Posted on Friday October 11, 2019
Many companies are started when there is a need to find a better way. Meegan Winters was a teacher and assistant principal for 15 years working with people with autism and hearing from families how difficult it was to go out in public not knowing what to expect at different destinations. Then, almost four years ago, she lost her best friend Jessica as a result of a lifelong battle with Muscular Dystrophy inspiring her to start a company called Able Eyes .
This easy to use and interactive website is designed to help people with both physical and “invisible disabilities” (autism, anxiety, ADHD, PTSD, etc.). Visitors will enjoy a novel and unique approach to accessing the community. The website hosts virtual tours of public areas such as restaurants, schools, doctor’s offices, rehab centers, shopping centers, etc.

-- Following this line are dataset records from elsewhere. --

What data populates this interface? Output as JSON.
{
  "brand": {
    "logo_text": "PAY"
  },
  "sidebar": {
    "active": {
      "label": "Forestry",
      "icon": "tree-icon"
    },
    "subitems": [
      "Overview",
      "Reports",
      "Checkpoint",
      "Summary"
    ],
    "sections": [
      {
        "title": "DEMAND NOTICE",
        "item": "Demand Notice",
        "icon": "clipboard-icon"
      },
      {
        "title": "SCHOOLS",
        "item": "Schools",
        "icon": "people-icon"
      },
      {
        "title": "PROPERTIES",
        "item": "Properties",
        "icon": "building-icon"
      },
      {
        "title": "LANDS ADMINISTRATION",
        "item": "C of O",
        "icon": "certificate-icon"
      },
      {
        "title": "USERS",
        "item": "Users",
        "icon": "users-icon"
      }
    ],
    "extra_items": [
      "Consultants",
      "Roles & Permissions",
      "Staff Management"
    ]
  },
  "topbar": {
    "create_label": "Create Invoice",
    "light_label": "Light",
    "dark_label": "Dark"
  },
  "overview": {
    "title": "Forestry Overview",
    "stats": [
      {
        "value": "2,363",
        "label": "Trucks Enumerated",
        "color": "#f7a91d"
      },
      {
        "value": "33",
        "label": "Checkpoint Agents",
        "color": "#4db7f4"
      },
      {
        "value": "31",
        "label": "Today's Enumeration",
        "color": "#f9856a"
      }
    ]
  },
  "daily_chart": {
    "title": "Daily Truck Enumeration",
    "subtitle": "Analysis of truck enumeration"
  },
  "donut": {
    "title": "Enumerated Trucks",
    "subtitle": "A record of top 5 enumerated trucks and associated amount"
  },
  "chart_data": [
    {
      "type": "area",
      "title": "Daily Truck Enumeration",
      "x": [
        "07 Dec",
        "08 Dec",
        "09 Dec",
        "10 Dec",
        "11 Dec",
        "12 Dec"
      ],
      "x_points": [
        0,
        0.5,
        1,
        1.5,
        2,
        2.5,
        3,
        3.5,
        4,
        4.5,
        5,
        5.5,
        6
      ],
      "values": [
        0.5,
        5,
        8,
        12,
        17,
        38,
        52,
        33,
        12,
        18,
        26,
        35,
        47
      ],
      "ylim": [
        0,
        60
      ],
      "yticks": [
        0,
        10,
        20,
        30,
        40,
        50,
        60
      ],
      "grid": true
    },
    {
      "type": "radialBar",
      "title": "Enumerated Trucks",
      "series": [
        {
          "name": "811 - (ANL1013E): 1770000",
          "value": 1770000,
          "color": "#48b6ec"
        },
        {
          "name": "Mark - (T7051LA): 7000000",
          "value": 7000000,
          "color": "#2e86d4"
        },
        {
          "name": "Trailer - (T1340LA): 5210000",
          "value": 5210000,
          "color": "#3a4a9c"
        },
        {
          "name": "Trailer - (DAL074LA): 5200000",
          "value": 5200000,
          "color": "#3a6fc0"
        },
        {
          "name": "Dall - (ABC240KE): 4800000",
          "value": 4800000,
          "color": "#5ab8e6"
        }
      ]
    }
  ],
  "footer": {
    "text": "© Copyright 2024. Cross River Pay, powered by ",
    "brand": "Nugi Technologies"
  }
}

It allows people of all abilities to actually see and interact with different public places and check out accessibility options right from the comfort of home which can decrease anxiety and allow people to plan accordingly even before going there.

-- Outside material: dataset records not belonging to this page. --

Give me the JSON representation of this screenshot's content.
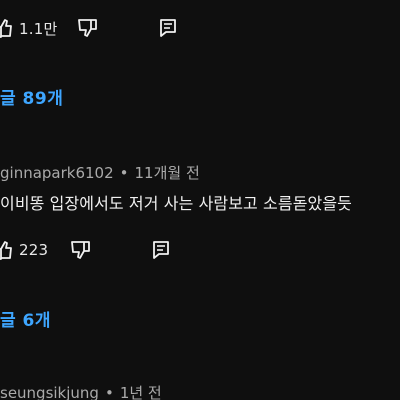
{
  "comments": [
    {
      "text": "",
      "likes": "1.1만",
      "replies_label": "글 89개"
    },
    {
      "author": "ginnapark6102",
      "time": "11개월 전",
      "text": "이비똥 입장에서도 저거 사는 사람보고 소름돋았을듯",
      "likes": "223",
      "replies_label": "글 6개"
    },
    {
      "author": "seungsikjung",
      "time": "1년 전"
    }
  ],
  "meta_separator": "•",
  "icons": {
    "like": "thumb-up-icon",
    "dislike": "thumb-down-icon",
    "reply": "reply-comment-icon"
  },
  "colors": {
    "background": "#0f0f0f",
    "link": "#3ea6ff",
    "meta": "#aaaaaa",
    "text": "#f1f1f1"
  }
}
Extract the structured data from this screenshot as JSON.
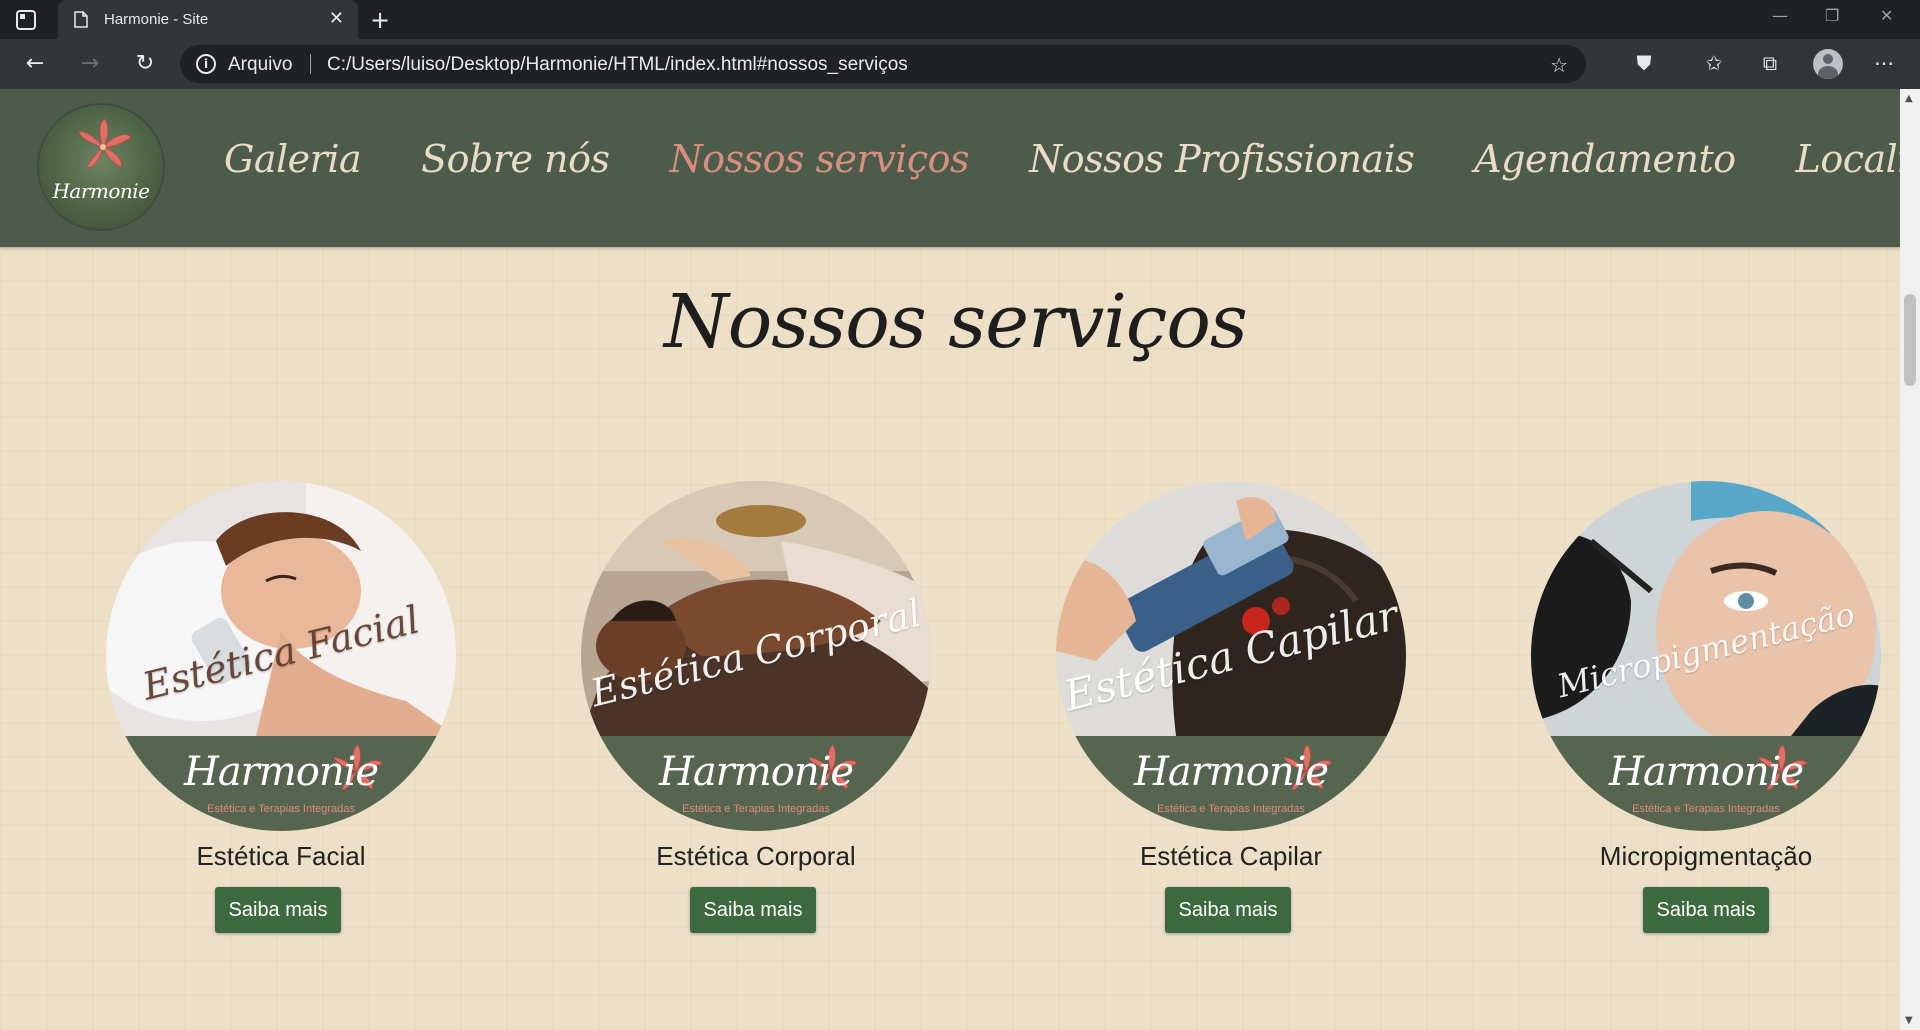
{
  "browser": {
    "tab_title": "Harmonie - Site",
    "address_label": "Arquivo",
    "url": "C:/Users/luiso/Desktop/Harmonie/HTML/index.html#nossos_serviços"
  },
  "site": {
    "logo_text": "Harmonie",
    "nav": [
      {
        "label": "Galeria",
        "active": false
      },
      {
        "label": "Sobre nós",
        "active": false
      },
      {
        "label": "Nossos serviços",
        "active": true
      },
      {
        "label": "Nossos Profissionais",
        "active": false
      },
      {
        "label": "Agendamento",
        "active": false
      },
      {
        "label": "Localização",
        "active": false
      }
    ],
    "colors": {
      "header_bg": "#4c5b4a",
      "nav_text": "#e9dcc7",
      "nav_active": "#d98f80",
      "page_bg": "#ede0c7",
      "button_bg": "#3c6a3e"
    }
  },
  "services": {
    "title": "Nossos serviços",
    "brand": "Harmonie",
    "brand_subtitle": "Estética e Terapias Integradas",
    "items": [
      {
        "overlay": "Estética Facial",
        "label": "Estética Facial",
        "button": "Saiba mais"
      },
      {
        "overlay": "Estética Corporal",
        "label": "Estética Corporal",
        "button": "Saiba mais"
      },
      {
        "overlay": "Estética Capilar",
        "label": "Estética Capilar",
        "button": "Saiba mais"
      },
      {
        "overlay": "Micropigmentação",
        "label": "Micropigmentação",
        "button": "Saiba mais"
      }
    ]
  }
}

Able Eyes is a free and valuable resource. Visitors just enter a zip code to access the virtual tours in his/her area of choice. This simple tool can help people feel more comfortable and confident while promoting community involvement, independence and awareness.

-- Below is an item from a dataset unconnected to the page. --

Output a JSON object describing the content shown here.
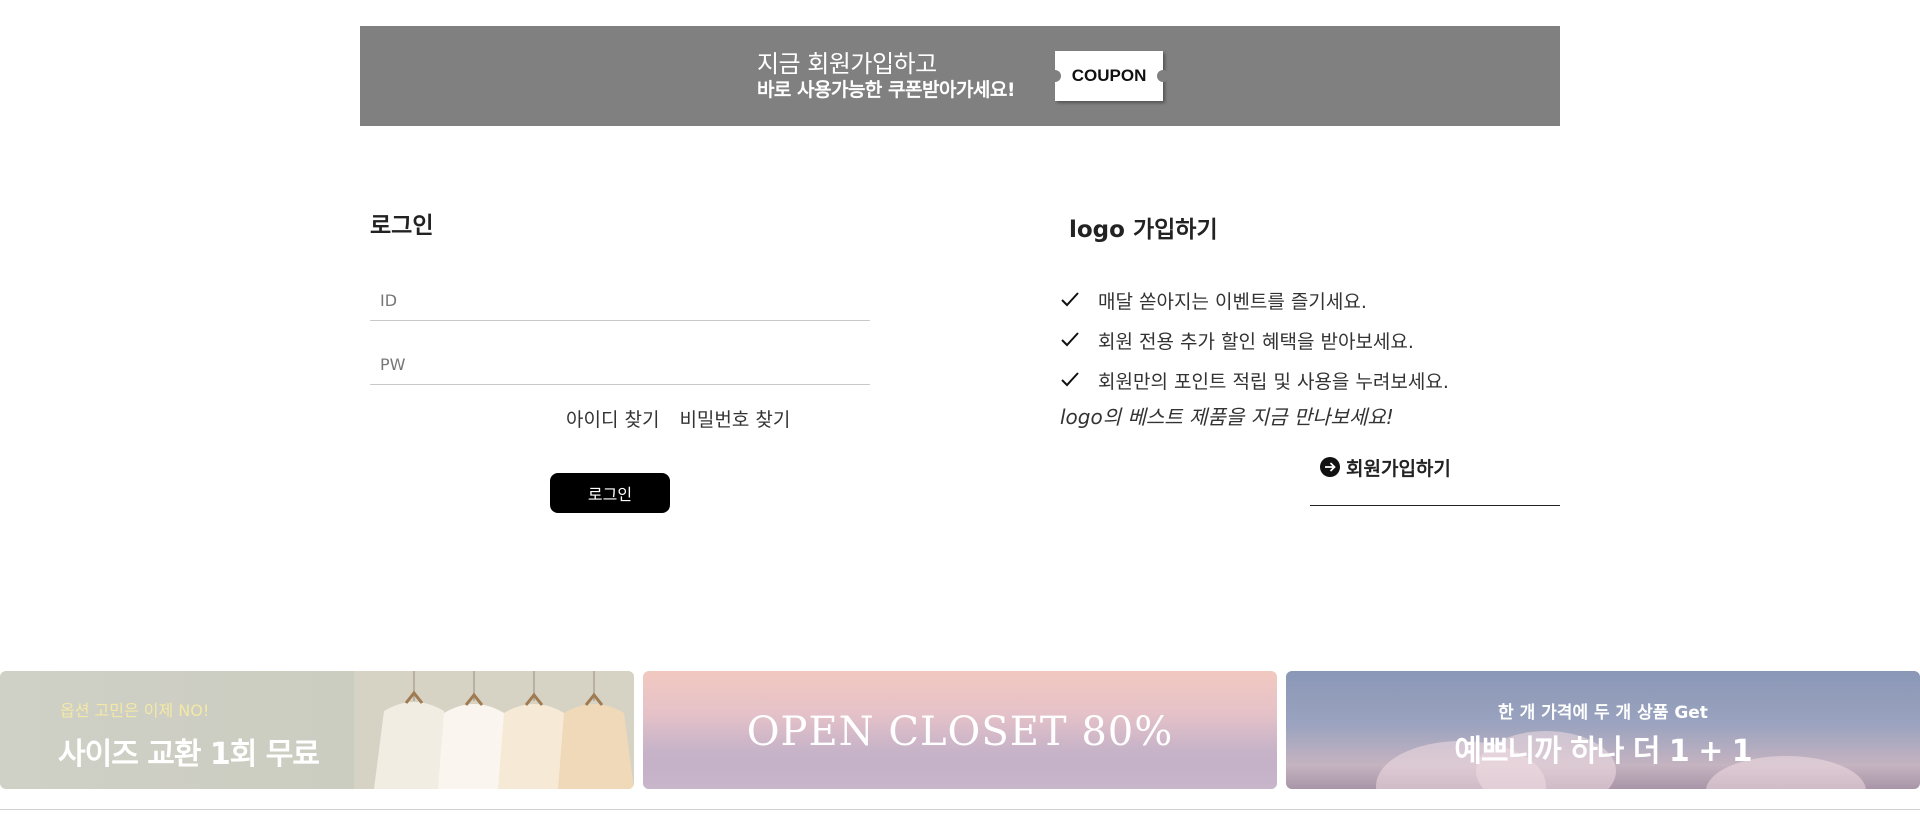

Currently, 26% of the population has a disability and of that 26%, most are ” invisible .” At this point there are limited accommodations in place for people with invisible disabilities to access the community. Able Eyes provides a viable option in a unique form of assistance.
A parent recently shared her testimonial on the importance of Able Eyes, “As a parent of a child with Autism Spectrum Disorder, I understand how critically important Able Eyes is. At home, before we go anywhere, we have to research photos, maps, and layouts online of every new place we are planning to go. There is no choice. Either we prepare ourselves for what we are about to encounter, or we don’t go.”